Scott Weiland’s family issues statement asking fans not to glamorize his addiction
Former Stone Temple Pilots and Velvet Revolver frontman Scott Weiland died on December 3, and some of his old bandmates released a statement in the days that followed in which they paid tribute to the man and commented on how much they’d miss him. Now, Mary Forsberg, his ex-wife and the mother of his children, has written an essay for Rolling Stone that takes a different tone. Instead of a salute to Weiland’s life, it’s a plea for Weiland’s fans to not glamorize his death, and it’s predictably brutal hearing about how his struggles with addiction impacted his family.
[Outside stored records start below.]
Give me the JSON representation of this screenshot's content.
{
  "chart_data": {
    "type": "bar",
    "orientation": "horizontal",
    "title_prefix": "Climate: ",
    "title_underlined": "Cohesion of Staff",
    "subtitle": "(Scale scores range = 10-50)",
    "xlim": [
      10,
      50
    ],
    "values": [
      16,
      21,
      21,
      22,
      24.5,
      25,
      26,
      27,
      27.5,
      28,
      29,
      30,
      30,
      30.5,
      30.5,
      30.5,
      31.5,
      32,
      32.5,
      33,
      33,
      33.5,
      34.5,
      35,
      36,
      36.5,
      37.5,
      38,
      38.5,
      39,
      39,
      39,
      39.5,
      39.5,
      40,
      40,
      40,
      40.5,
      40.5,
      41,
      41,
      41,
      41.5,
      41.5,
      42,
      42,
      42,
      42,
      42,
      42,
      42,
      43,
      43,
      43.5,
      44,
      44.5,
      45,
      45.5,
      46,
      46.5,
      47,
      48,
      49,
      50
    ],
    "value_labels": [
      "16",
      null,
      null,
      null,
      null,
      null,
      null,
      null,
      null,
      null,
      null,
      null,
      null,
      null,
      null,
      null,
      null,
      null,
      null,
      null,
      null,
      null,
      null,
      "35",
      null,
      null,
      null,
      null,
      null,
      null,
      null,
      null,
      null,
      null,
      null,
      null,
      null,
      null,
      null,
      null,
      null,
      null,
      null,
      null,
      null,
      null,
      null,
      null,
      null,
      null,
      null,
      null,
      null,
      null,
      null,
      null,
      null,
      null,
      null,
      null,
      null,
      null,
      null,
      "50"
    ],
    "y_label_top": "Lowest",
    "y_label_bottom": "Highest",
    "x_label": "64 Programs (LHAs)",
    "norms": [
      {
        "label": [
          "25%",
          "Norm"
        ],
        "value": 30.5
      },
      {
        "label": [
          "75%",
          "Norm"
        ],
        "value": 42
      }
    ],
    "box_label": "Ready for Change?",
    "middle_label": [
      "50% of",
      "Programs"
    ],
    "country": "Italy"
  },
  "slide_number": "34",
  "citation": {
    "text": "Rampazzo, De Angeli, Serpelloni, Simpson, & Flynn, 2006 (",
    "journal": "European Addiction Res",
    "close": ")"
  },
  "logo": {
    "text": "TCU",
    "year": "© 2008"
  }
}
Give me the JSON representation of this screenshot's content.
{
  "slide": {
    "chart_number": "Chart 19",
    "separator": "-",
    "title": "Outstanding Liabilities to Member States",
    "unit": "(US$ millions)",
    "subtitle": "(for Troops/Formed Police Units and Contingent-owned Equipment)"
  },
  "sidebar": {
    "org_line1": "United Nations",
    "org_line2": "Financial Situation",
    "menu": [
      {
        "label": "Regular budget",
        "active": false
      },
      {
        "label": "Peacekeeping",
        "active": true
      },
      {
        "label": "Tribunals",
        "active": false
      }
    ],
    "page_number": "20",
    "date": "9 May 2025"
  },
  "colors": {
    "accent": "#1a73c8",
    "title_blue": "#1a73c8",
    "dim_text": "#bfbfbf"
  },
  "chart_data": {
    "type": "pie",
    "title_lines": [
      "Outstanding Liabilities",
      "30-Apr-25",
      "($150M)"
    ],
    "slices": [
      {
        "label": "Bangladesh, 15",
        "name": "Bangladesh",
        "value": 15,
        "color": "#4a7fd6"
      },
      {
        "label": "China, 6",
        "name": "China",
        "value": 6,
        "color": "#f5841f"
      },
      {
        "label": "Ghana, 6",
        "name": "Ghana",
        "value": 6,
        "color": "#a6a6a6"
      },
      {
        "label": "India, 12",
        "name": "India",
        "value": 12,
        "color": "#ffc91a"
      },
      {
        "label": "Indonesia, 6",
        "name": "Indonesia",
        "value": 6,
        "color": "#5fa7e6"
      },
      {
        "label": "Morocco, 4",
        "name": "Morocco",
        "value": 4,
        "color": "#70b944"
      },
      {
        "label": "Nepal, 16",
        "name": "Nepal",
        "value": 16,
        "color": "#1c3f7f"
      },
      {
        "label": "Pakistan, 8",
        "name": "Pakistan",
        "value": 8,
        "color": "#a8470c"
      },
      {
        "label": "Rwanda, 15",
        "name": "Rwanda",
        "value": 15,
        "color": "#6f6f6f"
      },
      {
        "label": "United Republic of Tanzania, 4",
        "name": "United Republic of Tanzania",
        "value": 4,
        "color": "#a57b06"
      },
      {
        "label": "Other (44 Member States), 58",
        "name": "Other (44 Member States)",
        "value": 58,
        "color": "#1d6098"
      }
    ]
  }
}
She opens the essay by explaining that the rest of the world will use December 3 as the day to mourn Scott Weiland, noting it as “the last day he could be propped up in front of a microphone for the financial benefit or enjoyment of others,” but she says Weiland’s children “lost their father years ago,” and “what they truly lost on December 3 was hope.” She also references situations in which she would try to shield the kids from their father’s addiction or temporarily clean him up in order to give them “a feeling of normalcy with their dad.” Eventually, though, Weiland drifted away from his family, remarried, and had even less of a relationship with his children. Fosberg says she isn’t doing this “to cast judgment,” but “because you most likely know at least one child in the same shoes” as Weiland’s and should be aware of what they’re going through.
Ultimately, her main point is that what happened to Weiland has happened before and will happen again, but that doesn’t mean society should just accept it and forget about the toll something like this takes on all of the people involves. She sums it up nicely in her final paragraph:
Noah and Lucy never sought perfection from their dad. They just kept hoping for a little effort. If you’re a parent not giving your best effort, all anyone asks is that you try just a little harder and don’t give up. Progress, not perfection, is what your children are praying for. Our hope for Scott has died, but there is still hope for others. Let’s choose to make this the first time we don’t glorify this tragedy with talk of rock and roll and the demons that, by the way, don’t have to come with it. Skip the depressing T-shirt with 1967-2015 on it – use the money to take a kid to a ball game or out for ice cream.